到家已是傍晚六点钟,父亲躺在床上,二叔二婶在一旁围坐着,他们看到卢庸进房,迅速起身把座位让给卢庸,卢庸坐在床边,看着父亲的脸色就明白这一次父亲怕是真的过不了这关了。
在卢庸回来的当天晚上凌晨三点左右,父亲安静的走了。为了公司这几个新客户,卢庸已经连续一周没有好好合眼过了,回来看过父亲后他就在隔壁房的冷床板上睡下了。是二叔叫醒卢庸的,听到父亲走了的那一刻,他感觉刚刚睡的觉是一场悠远的梦。
按照农村经济习俗处理完父亲的后事,卢庸一刻都没停留的返回单位上班。在家的这几天,领导总共打了七次电话,卢庸接了两次,一次说父亲去世需要多请几天假,一次说明天返回单位上班。
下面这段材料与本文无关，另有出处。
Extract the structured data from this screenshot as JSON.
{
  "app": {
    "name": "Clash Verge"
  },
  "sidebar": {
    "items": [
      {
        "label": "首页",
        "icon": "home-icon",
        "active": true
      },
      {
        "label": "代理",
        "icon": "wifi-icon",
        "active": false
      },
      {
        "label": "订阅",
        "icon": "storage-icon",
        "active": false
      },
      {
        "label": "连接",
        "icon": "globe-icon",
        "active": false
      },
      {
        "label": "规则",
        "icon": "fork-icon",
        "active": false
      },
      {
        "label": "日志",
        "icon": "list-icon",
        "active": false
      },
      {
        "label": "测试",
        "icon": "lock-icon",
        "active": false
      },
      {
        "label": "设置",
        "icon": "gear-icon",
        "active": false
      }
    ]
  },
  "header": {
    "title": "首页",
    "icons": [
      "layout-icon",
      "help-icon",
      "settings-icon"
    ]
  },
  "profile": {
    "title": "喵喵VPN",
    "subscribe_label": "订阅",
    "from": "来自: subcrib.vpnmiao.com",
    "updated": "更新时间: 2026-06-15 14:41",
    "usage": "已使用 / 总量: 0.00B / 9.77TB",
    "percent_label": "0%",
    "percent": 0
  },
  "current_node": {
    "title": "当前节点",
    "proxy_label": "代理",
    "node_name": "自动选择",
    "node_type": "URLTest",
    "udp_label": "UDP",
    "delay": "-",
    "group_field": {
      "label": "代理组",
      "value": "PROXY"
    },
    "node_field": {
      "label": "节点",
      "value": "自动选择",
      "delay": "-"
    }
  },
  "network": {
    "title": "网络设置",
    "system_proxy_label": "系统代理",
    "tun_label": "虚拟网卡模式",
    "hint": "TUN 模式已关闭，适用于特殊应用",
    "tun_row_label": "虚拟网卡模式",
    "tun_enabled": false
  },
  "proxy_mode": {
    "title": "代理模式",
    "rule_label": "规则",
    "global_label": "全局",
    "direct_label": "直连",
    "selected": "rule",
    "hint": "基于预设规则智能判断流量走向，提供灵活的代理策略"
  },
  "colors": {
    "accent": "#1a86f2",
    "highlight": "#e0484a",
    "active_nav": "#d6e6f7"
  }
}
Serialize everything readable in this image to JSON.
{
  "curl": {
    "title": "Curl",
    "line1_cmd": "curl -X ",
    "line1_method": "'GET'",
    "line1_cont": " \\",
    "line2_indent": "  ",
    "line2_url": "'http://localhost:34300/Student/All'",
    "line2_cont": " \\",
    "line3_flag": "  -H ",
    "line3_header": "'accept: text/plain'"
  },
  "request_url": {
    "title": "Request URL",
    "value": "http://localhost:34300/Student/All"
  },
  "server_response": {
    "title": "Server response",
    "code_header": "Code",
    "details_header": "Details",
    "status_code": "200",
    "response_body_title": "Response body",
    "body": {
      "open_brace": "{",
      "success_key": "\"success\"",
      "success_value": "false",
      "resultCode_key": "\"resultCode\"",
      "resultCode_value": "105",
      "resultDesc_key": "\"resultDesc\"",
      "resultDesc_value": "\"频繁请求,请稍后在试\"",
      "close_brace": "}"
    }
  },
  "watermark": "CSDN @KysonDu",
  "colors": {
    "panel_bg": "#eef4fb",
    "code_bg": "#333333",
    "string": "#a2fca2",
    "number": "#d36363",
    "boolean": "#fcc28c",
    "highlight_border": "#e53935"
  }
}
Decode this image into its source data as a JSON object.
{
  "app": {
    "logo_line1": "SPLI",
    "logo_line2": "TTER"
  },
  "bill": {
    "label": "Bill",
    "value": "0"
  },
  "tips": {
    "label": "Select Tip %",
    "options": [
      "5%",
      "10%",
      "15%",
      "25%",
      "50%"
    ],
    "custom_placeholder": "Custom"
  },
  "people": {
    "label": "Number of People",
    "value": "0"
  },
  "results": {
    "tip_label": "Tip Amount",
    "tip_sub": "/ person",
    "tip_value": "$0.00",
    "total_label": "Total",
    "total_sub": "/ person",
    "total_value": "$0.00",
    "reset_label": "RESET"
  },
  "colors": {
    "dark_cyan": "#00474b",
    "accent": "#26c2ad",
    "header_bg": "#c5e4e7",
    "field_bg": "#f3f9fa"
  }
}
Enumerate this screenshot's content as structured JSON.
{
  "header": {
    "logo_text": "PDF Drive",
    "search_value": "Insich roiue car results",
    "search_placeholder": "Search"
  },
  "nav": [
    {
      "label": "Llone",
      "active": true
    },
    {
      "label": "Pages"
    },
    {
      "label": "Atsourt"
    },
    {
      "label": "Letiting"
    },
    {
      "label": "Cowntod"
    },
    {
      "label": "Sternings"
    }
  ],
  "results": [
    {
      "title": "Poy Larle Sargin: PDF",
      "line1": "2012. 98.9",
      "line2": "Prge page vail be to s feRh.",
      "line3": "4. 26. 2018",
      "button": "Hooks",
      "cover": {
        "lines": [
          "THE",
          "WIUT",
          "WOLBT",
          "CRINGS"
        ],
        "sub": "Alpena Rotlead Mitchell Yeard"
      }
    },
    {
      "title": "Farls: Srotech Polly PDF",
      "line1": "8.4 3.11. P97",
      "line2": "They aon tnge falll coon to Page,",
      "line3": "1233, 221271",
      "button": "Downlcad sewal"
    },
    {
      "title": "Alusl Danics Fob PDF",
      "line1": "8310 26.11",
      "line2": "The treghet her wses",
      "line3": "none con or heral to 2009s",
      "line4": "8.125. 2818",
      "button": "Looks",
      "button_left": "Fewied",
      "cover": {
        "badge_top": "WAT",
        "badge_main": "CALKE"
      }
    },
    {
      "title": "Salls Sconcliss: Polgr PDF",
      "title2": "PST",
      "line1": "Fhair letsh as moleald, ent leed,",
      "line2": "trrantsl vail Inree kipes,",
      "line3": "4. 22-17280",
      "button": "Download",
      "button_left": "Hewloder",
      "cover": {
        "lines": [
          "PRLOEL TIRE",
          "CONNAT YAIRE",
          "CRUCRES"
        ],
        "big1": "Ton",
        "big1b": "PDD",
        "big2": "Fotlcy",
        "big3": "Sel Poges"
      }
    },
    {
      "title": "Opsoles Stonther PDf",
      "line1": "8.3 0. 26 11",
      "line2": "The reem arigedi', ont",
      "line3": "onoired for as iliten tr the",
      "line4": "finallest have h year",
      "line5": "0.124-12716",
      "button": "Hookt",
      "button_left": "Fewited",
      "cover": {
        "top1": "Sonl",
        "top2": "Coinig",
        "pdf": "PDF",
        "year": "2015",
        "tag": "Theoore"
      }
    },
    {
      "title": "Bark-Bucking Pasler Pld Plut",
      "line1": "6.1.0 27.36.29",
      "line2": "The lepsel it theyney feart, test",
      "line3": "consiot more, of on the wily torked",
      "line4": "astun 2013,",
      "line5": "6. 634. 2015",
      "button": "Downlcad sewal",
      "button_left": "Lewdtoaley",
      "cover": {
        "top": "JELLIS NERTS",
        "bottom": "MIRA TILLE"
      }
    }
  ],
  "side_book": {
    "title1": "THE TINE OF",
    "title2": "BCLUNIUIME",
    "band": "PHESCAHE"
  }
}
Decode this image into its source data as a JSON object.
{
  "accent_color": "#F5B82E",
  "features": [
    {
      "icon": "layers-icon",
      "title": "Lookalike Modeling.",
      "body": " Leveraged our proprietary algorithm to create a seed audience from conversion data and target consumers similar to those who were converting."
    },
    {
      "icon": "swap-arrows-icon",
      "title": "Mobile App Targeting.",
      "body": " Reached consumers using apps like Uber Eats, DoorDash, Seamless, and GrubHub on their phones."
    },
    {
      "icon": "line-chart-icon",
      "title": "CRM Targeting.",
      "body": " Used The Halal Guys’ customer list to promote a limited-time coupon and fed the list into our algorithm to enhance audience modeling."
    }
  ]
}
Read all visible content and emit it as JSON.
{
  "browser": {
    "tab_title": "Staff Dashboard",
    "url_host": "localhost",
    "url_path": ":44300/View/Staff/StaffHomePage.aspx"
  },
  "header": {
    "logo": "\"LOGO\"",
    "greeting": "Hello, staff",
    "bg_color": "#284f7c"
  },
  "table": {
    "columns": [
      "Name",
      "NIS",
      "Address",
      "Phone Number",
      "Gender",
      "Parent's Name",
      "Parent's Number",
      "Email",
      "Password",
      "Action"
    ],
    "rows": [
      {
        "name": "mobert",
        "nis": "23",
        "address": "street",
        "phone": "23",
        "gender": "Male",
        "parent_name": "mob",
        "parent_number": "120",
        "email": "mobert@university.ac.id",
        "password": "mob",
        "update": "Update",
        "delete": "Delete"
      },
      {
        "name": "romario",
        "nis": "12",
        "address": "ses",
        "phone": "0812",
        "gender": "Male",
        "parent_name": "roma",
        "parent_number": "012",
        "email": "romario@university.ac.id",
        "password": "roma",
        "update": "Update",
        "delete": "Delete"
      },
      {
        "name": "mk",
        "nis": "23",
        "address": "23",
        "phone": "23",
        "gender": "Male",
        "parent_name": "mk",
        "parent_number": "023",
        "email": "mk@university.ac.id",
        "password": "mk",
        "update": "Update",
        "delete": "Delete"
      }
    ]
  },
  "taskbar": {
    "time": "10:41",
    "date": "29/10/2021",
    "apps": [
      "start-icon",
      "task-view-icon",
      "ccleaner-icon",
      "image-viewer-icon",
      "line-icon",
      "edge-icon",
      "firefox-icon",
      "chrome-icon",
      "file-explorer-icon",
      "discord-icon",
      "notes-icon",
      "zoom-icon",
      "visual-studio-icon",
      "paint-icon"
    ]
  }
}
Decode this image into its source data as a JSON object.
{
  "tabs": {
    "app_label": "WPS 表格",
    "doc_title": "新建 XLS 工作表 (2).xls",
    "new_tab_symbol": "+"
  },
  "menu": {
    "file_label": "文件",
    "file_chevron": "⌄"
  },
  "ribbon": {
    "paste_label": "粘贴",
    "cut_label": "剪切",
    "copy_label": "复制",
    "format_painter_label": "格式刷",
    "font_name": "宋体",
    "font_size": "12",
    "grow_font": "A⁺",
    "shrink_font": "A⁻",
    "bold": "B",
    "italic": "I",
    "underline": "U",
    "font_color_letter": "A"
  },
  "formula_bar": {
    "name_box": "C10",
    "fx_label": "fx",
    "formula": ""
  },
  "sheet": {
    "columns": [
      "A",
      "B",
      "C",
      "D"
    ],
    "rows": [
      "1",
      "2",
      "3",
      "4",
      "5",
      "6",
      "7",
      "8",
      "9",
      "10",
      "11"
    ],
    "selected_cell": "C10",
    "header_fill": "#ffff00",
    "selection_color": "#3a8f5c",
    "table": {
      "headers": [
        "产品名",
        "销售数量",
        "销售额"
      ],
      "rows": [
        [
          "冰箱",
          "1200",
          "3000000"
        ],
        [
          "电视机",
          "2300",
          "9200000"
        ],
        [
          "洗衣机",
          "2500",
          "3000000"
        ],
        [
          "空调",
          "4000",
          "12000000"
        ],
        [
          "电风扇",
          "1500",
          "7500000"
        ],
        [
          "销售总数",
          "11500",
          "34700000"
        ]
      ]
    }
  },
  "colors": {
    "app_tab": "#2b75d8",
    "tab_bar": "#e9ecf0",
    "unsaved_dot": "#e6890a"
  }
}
回单位的第三天,卢庸被新客户告知因设备陈旧过时原因,他们决定不会购买。卢庸将这个消息抬回来摆到领导办公桌上时,领导躲开卢庸的视线说,全是因你的跟进不及时所致,扣当月绩效工资15%。卢庸带着这个每个月都会出现的处罚消息离开领导办公室,回到办公桌准备迎接下一批“优质”客户的到来。
回到出租房,吃过晚饭,看着手机时间已是23点多,卢庸看到桌面自己18岁时和父亲在天安门前的合照,父亲带着防晒草帽一手搭在卢庸的肩膀上,开心的笑着。
卢庸抱紧自己的双臂,流下了痛苦的泪水。